I felt shame, trauma, and confusion around my own sexuality and I started this work to make sense of who I am beyond the stories that had been put on me. In sharing my work, I started see that I wasn’t alone, that the conversation I initiated was really important, and that people were resonating with my story and feeling witnessed by what I was sharing. This motivated me to continue, and it’s now been about eight years since I started on this journey.
I want people to realize that pleasure is accessible for everyone. It doesn’t have to be a certain way, or look a certain way; it’s not about luxury or consuming or attaining something. It’s about the relationship we have with our bodies and it can be accessed in this very moment.
Pleasure doesn’t have to be sexual touch; pleasure without the sexual context is deeply tied to our bodily knowledge. I encourage the connection to daily sensuality and embodiment, connecting with the senses on a daily basis.

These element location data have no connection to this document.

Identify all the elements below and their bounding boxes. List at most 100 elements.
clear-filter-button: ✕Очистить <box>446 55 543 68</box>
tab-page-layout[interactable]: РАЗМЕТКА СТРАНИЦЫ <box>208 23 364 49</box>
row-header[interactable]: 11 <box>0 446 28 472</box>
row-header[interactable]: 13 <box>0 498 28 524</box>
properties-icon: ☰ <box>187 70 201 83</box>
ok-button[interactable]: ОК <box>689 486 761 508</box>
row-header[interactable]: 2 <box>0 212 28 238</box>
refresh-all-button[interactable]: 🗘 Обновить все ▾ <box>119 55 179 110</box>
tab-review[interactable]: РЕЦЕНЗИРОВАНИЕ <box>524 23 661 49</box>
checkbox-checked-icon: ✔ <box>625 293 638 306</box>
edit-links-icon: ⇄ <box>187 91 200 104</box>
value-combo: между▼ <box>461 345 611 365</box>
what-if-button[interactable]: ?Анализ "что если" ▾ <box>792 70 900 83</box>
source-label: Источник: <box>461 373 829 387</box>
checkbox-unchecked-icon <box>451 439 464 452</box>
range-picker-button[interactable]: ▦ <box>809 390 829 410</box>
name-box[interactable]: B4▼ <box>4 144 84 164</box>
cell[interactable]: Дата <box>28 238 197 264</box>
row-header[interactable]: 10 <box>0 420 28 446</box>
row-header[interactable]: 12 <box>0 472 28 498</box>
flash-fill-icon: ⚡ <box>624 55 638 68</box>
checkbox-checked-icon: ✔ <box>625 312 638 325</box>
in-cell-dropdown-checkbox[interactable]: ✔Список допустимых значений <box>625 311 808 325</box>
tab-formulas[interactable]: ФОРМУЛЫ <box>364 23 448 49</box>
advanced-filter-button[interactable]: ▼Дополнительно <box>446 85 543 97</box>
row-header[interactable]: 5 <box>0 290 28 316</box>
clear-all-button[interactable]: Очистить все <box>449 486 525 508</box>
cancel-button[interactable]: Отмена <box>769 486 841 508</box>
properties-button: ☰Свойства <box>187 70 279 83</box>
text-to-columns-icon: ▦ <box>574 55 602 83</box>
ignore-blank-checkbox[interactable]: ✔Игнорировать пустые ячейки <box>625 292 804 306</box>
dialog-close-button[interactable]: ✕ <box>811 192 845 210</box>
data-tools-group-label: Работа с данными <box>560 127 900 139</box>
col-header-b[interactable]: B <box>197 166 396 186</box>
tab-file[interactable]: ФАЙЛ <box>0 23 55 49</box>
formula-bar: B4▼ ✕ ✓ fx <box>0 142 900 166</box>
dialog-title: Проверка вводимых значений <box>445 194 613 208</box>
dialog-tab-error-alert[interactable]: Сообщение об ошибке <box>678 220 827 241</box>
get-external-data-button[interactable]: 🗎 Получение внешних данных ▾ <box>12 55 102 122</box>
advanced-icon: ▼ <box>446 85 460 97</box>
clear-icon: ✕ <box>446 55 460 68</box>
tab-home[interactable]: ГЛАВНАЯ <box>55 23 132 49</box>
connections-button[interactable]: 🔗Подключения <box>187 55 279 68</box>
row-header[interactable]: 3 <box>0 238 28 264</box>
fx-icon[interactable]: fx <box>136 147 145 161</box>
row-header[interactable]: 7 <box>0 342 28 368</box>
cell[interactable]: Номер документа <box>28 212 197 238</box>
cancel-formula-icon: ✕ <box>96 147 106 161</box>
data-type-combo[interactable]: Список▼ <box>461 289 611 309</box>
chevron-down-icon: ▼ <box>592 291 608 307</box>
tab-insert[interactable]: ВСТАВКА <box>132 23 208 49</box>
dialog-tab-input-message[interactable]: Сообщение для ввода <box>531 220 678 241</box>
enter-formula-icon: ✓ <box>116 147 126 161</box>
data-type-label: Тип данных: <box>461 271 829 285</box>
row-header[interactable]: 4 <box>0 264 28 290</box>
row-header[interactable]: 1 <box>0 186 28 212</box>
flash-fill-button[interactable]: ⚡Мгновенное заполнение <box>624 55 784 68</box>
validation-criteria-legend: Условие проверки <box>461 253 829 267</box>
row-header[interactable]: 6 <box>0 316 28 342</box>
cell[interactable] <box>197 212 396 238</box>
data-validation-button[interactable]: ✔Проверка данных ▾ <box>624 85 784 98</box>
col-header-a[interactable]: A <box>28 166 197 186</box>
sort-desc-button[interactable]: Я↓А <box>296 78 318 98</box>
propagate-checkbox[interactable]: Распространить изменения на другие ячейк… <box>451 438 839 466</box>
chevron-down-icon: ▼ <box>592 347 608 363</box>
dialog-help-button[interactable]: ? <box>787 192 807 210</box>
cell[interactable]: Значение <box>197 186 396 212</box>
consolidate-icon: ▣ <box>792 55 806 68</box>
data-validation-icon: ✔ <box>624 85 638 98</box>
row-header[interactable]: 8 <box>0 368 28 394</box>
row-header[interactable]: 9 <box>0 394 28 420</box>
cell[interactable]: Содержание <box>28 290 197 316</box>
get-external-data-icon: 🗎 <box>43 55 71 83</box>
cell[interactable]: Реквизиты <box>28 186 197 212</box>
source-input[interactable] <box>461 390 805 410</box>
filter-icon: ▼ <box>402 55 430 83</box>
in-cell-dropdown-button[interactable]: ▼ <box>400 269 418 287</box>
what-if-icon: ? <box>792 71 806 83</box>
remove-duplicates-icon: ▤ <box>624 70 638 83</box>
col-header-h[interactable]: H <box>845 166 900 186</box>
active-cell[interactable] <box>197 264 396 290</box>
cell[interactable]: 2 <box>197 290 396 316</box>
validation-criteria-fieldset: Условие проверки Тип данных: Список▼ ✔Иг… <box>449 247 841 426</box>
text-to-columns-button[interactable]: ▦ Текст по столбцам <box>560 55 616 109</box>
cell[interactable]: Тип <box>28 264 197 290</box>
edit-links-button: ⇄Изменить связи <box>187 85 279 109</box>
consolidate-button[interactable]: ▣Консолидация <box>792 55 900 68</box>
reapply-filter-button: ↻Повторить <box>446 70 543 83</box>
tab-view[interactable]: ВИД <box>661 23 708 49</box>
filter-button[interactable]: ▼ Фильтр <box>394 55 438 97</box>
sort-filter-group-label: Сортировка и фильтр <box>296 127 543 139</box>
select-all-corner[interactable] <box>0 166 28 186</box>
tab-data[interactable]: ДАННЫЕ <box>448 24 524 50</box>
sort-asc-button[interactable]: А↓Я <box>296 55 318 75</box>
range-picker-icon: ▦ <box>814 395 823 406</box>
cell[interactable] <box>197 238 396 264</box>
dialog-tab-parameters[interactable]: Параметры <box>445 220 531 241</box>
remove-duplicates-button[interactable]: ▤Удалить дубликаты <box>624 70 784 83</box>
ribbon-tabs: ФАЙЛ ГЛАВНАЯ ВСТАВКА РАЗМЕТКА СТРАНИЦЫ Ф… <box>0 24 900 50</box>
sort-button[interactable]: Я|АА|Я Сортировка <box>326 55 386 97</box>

For those with sexual trauma, I want them to know there are ways to access pleasure really gently to rebuild that bodily relationship.
I want all to believe what their bodies are telling them, what is true in their bones, and that if how they think about sex and sexuality is not ideal for them that they can rewrite the story — it can be more expansive and satisfying.
You are already a whole and complete sexual being — even if its been a while, or you have trauma. By knowing your wholeness you can find comfort, curiosity, playfulness in your exploration of pleasure and sexuality.
how does intersection of racism and sexuality impact your work?
I love working with all women and femme identifying individuals. But working with women of color is especially powerful and provoking because our experience of sexuality and sexual oppression is also racialized; every aspect of our sexual expression, the messages we received growing up and that continue to this day are impacted by white supremacy and racial oppressionWe have to look at ditching things like respectability politics [the pressure marginalized groups place on members to blend in to the demands of dominant groups rather than expect the acceptance of differences], that idea that as women of color we are not allowed to be sexually expressive and the proliferation of the Jezebel stereotype [dating to pre-slavery, the stereotype that black women are inherently, predatorily lascivious and promiscuous as opposed to white women whom represent modesty and purity], and the messages we receive demanding that we stay within the lines of being small and meek, and a vessel for someone else's pleasure.
As women of color, we must consider the systems of oppression that say body and sexuality doesn’t belong to us and recognize the trauma and hangups that are influenced by white supremacy and patriarchal systems of oppression, including beauty standards.
In challenging the stories that my POC clients carry in them, it also challenges the stories I still carry in me. I love this work because I learn so much, it’s a dual investigation that continues to open up new places within me that need spaciousness.
What do you want everyone who crosses your path to leave feeling or thinking about?
Remember that you are sexually whole outside of a relationship with a partner, you can autonomously explore this part of yourself.
I wish this is what I was taught as a 12-year-old, first and foremost. Yet I learned that the most important relationship was with a partner and this gave my sexual power and my experience of pleasure away to someone else instead of centering it in myself and my own body.
Know this: the most important sexual relationship you will ever have is the one you have with yourself.